Newsletter 8th September 2013
I have been here all the summer but this week – from Monday to Friday – I will be away for a few days. There will be no 7.30 Mass but I hope that the Bishop will be able to celebrate Mass at 10am on most of Tuesday and Wednesday and there will be a Eucharistic Service on the other days..
There is Coffee in the Angelus Room after the morning Masses today for the benefit of Cafod.
Thanks for those who have offered to become Eucharistic Ministers. The instructions will start shortly and I will let you know when they will be.
A reminder about the First Communion classes – there will be a meeting for parents – not the children – in the big hall on Tuesday 17th
September at 8pm. I will explain about the classes, give out the books and also give out the timetables. If at all possible it is important for parents to come along.
Today is the birthday of Our Blessed Lady but the feast is replaced by the Sunday Mass today. Next Saturday is the feast of the Exaltation of the Holy Cross.
Lots of baptisms at present – a request please – ensure that the day is possible before you book a date – life has become difficult of late with parents changing the date three or four times, sometimes at the last minute.
The day on the railway on the Bank Holiday was most enjoyable. “Tornado” was visiting for some repairs in the works. It snow painted in the Royal Blue used for express engines in the early days of British Railways – and looks splendid. My own journey was complex, with a train to Farnborough and a replacement bus by way of Aldershot and Farnham to Alton.
A prayer for today:
O Lord, who never failest to help and govern those whom thou dost bring up in thy steadfast fear and love: keep us, we beseech thee, under the protection of thy good providence, and make us to have a perpetual fear and love of thy Holy Name; through Jesus Christ Our Lord. Amen.
A good old favourite is bread and butter pudding. Here is my recipe. Some buttered slices of bread with the crusts removed. Place in a dish and scatter raisins between each layer. Heat some milk and a little single cream gently and beat in three eggs and some caster sugar. Pass through a strainer and pour over the eggs. Make in a moderate oven until the top is crisply brown.

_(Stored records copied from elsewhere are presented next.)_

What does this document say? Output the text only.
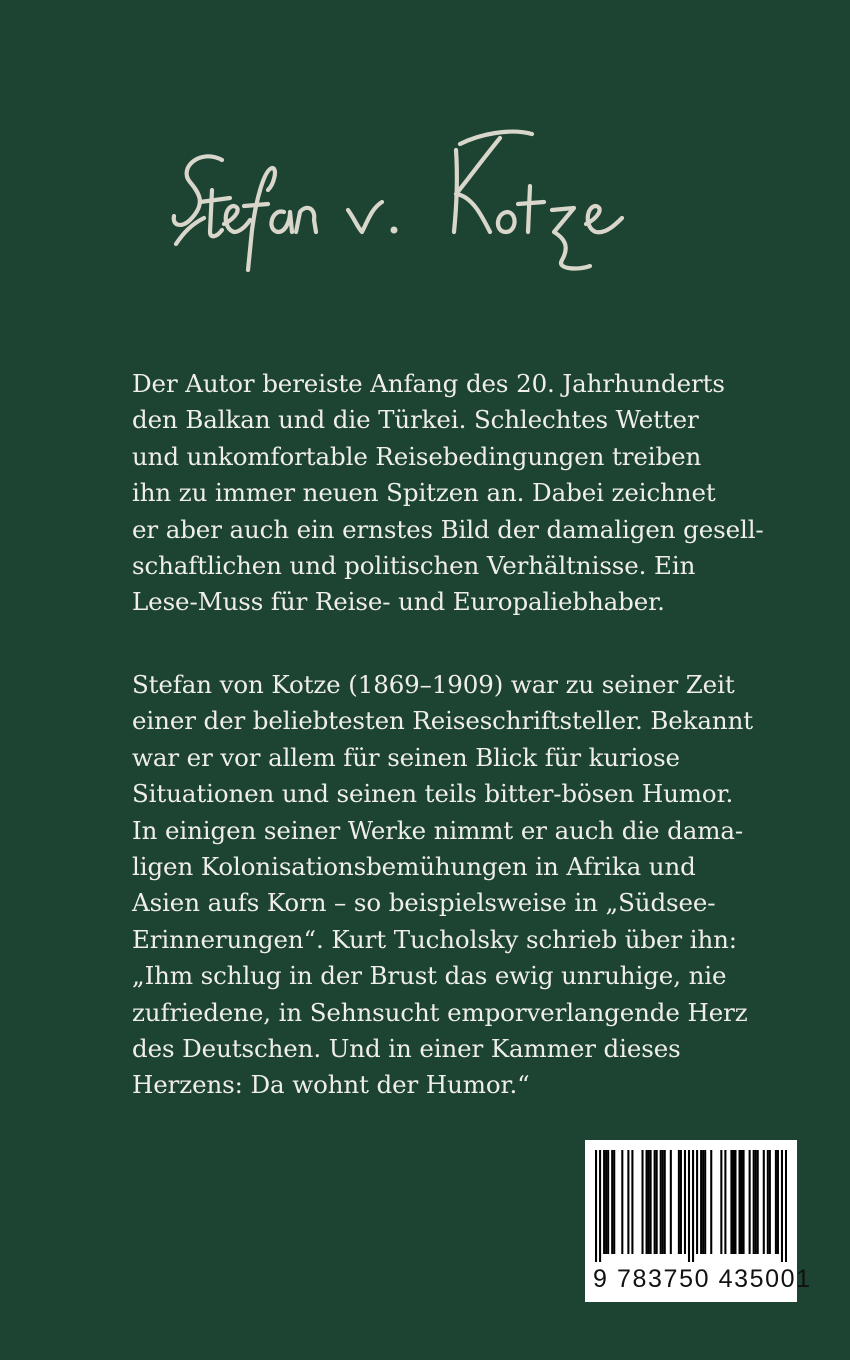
Der Autor bereiste Anfang des 20. Jahrhunderts
den Balkan und die Türkei. Schlechtes Wetter
und unkomfortable Reisebedingungen treiben
ihn zu immer neuen Spitzen an. Dabei zeichnet
er aber auch ein ernstes Bild der damaligen gesell-
schaftlichen und politischen Verhältnisse. Ein
Lese-Muss für Reise- und Europaliebhaber.
Stefan von Kotze (1869–1909) war zu seiner Zeit
einer der beliebtesten Reiseschriftsteller. Bekannt
war er vor allem für seinen Blick für kuriose
Situationen und seinen teils bitter-bösen Humor.
In einigen seiner Werke nimmt er auch die dama-
ligen Kolonisationsbemühungen in Afrika und
Asien aufs Korn – so beispielsweise in „Südsee-
Erinnerungen“. Kurt Tucholsky schrieb über ihn:
„Ihm schlug in der Brust das ewig unruhige, nie
zufriedene, in Sehnsucht emporverlangende Herz
des Deutschen. Und in einer Kammer dieses
Herzens: Da wohnt der Humor.“
9 783750 435001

The statue in Greenwich Park reminds me of Cory’s poem:
Quebec was once a Frenchman’s town, but twenty years ago,
King George the Second sent a man call General Wolfe, you know
To clamber up a precipice and look into Quebec,
As you’d look down a hatchway when standing on the deck.
And do you know this by Lord Dunsany?
‘And were you pleased?’ they asked of Helen in hell.
‘Pleased?’ answered she ‘ when all Troy’s towers fell;
And dead were Priam’s sons, and lost his throne?
And such a war was fought as none had known;
And even the gods took part; and all because
Of me alone! Pleased?
I should say I was!’
I am trying hard this week, so here is something from Eliot:
Tennyson and Browning are poets, and they think; but they do not feel their thought as immediately as the odour of a rose. A thought for Donne was an experience; it modified his sensibility.
And I like this but from Merton:
One of the first signs of a saint may well be the fact that other people do not know what ot make of him. In fact they are not sure whether he is crazy or only proud: but it must at least be pride to be haunted by some individual ideal which nobody but God really comprehends. And he has inescapable difficulties in applying all the abstract norms of “perfection” to his own life. He cannot seem to make his life fit in with the books.
(Though not part of Merton, I am sure that this applies to women as well.)